Notions of the fulfilment of self through independence or autonomy can be said to be part of a very western individualised discourse. They may fit in with notion of adult citizenship, which places a high premium on the economically self-sufficient citizen, and despises any notion of dependency (especially where dependency has become associated with welfare dependency, social exclusion and failure), but does it fit with how people live their lives? The dependence to independence dichotomy also positions young people in a permanent state of becoming rather than in a state of being. At the other end of the scale, it may also obscure the to-ing and fro-ing we all make over our lives between dependency and independence. Furthermore, by classifying children as dependants and adults as independent, does it not deny children's capacity for independent action and thought, and hide the ways in which they might contribute practically and emotionally to the lives of others? Research by Miri Song on minority ethnic families with small businesses such as takeaways describes how patterns of commitment and responsibility by teenagers in these families include regular helping out in the shop (Song, 1999). Similarly, Michele Wates’ research on families with a disabled parent shows the contribution that children may make (Wates, 2001). In both situations it would be inaccurate to understand the children as robbed and deprived of their childhood, for such experiences can be enriching and enlightening. Of course we should be aware of young people’s vulnerability to exploitation but not at the expense of denying them their capabilities.

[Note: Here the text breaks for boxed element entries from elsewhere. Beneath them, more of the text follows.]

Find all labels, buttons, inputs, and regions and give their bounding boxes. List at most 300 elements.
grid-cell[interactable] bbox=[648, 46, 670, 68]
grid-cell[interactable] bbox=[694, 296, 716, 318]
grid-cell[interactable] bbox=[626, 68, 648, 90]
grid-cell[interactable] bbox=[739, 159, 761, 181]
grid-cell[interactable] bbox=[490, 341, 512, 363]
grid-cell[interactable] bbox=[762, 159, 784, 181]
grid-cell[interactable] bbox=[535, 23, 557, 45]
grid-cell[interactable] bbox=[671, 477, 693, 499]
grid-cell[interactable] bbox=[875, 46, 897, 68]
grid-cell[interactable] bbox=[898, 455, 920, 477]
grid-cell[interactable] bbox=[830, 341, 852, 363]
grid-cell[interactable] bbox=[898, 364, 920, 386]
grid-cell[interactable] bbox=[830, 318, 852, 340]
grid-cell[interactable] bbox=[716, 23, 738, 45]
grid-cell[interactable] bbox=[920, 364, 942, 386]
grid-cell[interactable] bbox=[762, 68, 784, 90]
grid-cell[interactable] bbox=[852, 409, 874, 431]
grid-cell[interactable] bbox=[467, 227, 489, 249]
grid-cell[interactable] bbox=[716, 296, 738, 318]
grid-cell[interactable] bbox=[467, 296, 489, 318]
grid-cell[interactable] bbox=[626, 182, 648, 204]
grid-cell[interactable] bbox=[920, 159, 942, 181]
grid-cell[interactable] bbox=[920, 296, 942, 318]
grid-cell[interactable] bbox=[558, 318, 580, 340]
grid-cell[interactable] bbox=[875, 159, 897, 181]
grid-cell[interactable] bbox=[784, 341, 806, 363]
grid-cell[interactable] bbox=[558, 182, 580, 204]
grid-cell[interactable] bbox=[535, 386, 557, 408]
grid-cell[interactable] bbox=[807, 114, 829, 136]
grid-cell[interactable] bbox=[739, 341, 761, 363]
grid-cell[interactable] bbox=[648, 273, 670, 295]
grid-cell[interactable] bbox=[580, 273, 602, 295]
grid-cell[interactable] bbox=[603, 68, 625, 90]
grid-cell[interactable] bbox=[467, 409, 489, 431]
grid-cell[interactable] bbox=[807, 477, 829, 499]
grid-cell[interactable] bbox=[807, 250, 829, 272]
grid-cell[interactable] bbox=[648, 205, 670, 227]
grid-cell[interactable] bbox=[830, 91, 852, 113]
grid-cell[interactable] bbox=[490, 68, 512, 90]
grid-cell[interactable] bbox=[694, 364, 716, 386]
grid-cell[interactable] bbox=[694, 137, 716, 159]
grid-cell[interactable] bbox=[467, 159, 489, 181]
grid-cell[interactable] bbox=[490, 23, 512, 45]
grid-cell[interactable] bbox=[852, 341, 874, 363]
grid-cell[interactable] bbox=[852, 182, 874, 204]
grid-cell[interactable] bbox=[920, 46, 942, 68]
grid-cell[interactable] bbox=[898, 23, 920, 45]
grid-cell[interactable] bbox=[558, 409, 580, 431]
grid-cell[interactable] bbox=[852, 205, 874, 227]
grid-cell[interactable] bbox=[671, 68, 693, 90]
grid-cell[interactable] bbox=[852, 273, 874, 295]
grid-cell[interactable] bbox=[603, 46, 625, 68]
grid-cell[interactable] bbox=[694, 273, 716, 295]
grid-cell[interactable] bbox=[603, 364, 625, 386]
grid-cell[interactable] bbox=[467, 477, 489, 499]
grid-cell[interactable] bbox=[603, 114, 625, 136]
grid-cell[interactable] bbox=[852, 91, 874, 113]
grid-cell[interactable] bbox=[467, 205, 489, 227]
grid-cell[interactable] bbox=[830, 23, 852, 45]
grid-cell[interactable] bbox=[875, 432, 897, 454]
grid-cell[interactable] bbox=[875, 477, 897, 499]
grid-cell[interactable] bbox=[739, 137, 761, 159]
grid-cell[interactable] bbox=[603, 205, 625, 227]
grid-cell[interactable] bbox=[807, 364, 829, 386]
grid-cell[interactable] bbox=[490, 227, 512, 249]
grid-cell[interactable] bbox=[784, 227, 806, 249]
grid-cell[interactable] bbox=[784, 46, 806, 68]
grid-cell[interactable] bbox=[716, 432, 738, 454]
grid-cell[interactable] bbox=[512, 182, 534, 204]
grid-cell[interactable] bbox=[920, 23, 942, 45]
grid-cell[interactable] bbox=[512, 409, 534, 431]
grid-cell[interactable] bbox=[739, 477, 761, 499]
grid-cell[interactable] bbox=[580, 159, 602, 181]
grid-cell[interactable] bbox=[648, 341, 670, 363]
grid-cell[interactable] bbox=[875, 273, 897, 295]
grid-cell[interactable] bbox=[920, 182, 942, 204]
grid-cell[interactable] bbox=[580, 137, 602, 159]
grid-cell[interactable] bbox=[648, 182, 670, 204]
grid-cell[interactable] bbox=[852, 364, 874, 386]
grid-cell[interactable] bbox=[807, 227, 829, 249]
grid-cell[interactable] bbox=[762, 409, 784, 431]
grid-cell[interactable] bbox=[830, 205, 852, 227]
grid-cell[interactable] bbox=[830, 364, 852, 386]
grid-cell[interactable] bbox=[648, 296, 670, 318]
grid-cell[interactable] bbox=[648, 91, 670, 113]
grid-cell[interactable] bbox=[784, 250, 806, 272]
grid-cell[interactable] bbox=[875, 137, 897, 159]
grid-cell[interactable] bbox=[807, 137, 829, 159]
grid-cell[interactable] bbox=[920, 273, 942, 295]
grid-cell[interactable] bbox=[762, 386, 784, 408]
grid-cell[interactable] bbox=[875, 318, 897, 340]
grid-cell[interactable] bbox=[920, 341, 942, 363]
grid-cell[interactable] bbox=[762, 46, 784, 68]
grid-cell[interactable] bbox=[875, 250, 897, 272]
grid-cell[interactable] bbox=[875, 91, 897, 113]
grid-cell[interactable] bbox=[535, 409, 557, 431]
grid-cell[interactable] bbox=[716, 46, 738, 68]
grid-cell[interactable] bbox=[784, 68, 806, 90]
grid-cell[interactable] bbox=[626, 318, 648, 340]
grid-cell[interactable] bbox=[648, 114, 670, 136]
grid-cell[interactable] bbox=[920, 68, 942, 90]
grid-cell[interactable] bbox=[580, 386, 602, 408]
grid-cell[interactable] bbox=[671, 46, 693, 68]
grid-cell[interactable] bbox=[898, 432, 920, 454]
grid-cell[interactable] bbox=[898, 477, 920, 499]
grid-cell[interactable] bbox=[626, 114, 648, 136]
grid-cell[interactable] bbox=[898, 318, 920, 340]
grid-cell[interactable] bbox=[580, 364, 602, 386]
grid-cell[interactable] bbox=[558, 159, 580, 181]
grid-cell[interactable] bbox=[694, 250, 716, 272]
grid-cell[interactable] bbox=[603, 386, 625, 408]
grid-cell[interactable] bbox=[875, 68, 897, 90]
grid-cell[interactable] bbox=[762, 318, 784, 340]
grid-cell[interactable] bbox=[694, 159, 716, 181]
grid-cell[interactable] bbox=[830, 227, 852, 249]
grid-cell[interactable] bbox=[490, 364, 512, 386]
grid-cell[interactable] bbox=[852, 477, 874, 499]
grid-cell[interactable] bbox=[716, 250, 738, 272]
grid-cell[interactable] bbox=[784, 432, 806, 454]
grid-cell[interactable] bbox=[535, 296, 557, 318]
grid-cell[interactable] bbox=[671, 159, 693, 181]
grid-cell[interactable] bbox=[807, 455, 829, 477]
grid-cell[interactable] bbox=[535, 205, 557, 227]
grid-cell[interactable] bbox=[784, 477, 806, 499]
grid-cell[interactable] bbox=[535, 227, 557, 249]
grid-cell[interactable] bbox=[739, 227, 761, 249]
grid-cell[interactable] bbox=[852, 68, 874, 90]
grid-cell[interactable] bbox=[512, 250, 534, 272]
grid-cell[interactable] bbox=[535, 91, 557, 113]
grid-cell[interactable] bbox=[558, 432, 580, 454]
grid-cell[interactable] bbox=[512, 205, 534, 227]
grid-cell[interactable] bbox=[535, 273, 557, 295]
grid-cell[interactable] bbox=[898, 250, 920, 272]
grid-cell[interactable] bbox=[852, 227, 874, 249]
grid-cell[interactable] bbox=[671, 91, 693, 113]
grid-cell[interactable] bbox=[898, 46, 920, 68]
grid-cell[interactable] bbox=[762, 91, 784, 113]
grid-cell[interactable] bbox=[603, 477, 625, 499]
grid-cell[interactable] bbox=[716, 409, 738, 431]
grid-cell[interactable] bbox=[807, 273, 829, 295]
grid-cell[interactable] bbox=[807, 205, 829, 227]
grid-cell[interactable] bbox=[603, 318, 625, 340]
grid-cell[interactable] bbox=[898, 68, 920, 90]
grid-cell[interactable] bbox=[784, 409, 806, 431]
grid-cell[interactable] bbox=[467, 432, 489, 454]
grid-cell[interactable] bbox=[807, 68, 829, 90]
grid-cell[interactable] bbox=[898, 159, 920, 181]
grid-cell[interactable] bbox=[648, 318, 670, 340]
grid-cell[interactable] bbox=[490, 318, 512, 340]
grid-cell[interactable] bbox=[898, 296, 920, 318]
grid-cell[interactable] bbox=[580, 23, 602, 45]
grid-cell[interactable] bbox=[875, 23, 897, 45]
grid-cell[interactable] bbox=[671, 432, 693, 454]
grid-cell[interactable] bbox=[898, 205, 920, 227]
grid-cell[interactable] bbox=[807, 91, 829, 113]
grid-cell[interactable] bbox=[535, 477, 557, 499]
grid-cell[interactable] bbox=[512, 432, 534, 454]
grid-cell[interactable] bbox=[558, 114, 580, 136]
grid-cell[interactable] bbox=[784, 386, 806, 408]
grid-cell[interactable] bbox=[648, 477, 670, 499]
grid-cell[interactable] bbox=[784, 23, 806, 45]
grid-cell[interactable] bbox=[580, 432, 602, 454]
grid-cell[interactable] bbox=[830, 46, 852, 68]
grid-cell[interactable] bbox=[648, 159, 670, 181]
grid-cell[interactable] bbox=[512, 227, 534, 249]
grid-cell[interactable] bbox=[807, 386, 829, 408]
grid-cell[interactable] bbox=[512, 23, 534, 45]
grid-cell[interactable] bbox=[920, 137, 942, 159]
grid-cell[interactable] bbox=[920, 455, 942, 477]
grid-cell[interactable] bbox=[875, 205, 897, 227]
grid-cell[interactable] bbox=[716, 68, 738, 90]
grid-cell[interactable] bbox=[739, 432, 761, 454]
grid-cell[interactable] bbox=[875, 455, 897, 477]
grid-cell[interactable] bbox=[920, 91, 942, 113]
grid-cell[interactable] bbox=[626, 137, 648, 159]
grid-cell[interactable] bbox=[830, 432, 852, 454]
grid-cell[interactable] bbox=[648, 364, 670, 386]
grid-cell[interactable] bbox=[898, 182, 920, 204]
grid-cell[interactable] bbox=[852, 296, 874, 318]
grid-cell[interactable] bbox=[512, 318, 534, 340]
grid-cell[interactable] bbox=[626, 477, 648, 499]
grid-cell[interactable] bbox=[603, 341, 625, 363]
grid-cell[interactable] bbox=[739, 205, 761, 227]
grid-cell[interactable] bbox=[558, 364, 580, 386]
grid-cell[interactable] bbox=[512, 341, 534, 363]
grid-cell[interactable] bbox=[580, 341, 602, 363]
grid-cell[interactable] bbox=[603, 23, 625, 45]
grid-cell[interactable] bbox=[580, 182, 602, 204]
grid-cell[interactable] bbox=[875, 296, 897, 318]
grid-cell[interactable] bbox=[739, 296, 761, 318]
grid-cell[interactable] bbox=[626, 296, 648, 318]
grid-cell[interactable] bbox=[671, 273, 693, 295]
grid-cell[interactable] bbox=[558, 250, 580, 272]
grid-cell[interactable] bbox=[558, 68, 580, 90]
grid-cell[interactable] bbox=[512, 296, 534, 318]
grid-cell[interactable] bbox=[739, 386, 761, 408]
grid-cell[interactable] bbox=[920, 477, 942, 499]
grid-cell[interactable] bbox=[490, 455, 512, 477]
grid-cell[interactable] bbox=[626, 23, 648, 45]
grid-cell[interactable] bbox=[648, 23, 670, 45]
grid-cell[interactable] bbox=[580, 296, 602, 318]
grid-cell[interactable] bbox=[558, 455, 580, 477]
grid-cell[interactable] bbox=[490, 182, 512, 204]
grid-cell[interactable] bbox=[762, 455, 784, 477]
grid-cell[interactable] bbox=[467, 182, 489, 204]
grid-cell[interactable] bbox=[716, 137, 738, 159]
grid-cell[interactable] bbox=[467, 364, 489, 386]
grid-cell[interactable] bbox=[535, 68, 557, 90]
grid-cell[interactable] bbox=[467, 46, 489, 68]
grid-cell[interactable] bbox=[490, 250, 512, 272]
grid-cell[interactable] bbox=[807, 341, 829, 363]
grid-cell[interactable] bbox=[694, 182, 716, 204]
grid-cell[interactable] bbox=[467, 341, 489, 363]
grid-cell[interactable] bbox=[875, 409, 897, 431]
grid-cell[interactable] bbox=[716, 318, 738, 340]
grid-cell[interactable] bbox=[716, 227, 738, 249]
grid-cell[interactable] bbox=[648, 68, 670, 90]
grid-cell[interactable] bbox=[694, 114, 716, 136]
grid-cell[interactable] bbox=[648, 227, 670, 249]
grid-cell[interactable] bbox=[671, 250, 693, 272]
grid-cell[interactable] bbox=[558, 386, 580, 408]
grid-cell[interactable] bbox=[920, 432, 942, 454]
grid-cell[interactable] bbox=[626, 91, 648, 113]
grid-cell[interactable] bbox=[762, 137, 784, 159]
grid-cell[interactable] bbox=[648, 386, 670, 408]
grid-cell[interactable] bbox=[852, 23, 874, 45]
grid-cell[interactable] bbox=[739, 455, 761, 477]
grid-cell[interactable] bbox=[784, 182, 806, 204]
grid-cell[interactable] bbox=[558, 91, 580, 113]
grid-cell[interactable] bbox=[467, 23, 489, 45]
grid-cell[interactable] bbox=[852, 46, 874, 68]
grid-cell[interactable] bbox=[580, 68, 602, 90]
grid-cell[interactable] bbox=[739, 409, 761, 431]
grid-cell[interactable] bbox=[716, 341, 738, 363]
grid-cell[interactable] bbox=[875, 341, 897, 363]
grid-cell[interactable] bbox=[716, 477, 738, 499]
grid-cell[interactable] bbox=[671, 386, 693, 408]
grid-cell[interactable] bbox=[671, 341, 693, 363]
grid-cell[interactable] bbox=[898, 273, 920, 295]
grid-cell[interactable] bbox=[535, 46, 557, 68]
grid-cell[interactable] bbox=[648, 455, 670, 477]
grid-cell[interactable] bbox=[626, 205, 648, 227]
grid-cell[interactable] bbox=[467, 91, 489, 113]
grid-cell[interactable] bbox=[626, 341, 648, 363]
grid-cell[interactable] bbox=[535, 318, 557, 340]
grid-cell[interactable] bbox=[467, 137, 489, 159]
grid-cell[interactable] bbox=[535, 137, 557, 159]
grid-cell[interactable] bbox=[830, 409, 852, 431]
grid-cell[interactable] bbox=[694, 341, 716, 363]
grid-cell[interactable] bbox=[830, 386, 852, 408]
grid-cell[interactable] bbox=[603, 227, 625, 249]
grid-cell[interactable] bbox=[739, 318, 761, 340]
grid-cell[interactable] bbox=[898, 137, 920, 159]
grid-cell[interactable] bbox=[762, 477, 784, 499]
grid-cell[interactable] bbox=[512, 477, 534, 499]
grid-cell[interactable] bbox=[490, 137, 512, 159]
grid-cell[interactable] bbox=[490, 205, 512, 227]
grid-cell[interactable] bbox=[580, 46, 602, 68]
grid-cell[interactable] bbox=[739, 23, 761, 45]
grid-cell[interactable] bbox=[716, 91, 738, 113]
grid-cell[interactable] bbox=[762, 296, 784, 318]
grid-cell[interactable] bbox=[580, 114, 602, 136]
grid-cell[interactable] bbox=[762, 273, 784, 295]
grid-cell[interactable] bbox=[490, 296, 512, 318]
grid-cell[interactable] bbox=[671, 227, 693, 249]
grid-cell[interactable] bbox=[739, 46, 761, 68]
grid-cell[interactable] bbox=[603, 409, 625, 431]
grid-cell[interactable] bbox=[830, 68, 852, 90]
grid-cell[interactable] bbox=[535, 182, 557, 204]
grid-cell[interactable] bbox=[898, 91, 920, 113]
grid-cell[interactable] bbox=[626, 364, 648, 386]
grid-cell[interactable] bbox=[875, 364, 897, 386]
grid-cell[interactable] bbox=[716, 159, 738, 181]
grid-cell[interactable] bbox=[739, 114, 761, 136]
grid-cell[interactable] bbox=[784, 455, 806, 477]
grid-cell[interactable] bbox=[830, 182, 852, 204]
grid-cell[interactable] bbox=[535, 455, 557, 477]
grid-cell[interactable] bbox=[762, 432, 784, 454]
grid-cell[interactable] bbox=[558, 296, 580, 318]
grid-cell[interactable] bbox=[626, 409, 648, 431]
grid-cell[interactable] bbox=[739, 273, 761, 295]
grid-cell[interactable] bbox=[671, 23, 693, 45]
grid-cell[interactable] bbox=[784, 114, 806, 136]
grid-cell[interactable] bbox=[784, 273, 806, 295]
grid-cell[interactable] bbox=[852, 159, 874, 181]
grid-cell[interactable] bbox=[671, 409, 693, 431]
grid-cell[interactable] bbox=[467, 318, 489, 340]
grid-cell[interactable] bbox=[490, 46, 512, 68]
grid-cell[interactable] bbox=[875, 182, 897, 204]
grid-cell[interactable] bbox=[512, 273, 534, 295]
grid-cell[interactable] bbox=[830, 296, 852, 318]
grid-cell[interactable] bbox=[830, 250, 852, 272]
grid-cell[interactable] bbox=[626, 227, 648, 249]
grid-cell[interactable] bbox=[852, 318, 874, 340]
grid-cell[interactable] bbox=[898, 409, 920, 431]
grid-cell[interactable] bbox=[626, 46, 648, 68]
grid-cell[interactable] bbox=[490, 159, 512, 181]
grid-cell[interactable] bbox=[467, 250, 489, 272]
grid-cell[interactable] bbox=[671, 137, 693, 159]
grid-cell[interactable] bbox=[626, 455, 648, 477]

Research suggests that 'independence' is understood in different ways by parents and young people, although for both it only makes sense within commitments to existing relationships. This 'relatedness' (Gillies et al, 2001) is about reciprocity, commitment, trust and reliance, and is seen as something enduring beyond independence. This finding, which is supported by other studies, is important for it suggests that young people's own aspirations for, and experiences of autonomy only have meaning in the context of relationships with significant others. The 16-18 year olds in Gillies and colleagues’ study saw independence as accepting and taking responsibility for themselves. By contrast, many parents focused less on responsibility and more on the freedoms of their children to enjoy themselves and to make the most of opportunities. For some Asian and African Caribbean children and parents, this responsibility was also about taking responsibility for other family members. In general the move towards independence was negotiated gradually over time and could be painful, especially in winning trust and respect. Nevertheless, what is interesting here is the reconfiguration of independence as responsibility for one's action in the context where financial independence is not possible and that the practices of interdependence frame any moves from greater to lesser dependency, and this is as true for parents as it is for children.

Youth Transitions or Social Transformations?

If there are problems, then, with the dependence / independence dichotomy then there are also limitations to our thinking about adolescence just in terms of transitions. The changes young people and their parents are caught up in are also part of wider social, economic and cultural transformations. An influential theory of social change and the impact on personal ties has been the thesis of individualisation. German sociologist Ulrich Beck argues that one of the greatest changes in the relationships we as individuals have to society is in the way we have been freed from the normative constraints in our roles as men and women, around sexuality, in the way that class has lost its some of its significance, in that religious beliefs no longer so much hold sway, and marriage is no longer for life. This new freedom entails new risks - and these are sharpened by the flexible labour market - so our destinies can no longer be taken for granted. We have to work hard to create our own biographies and in doing so have become more reflexive individuals, weighing up and negotiating the pros and cons of the choices life offers us - to marry or not to marry, to have a child or not.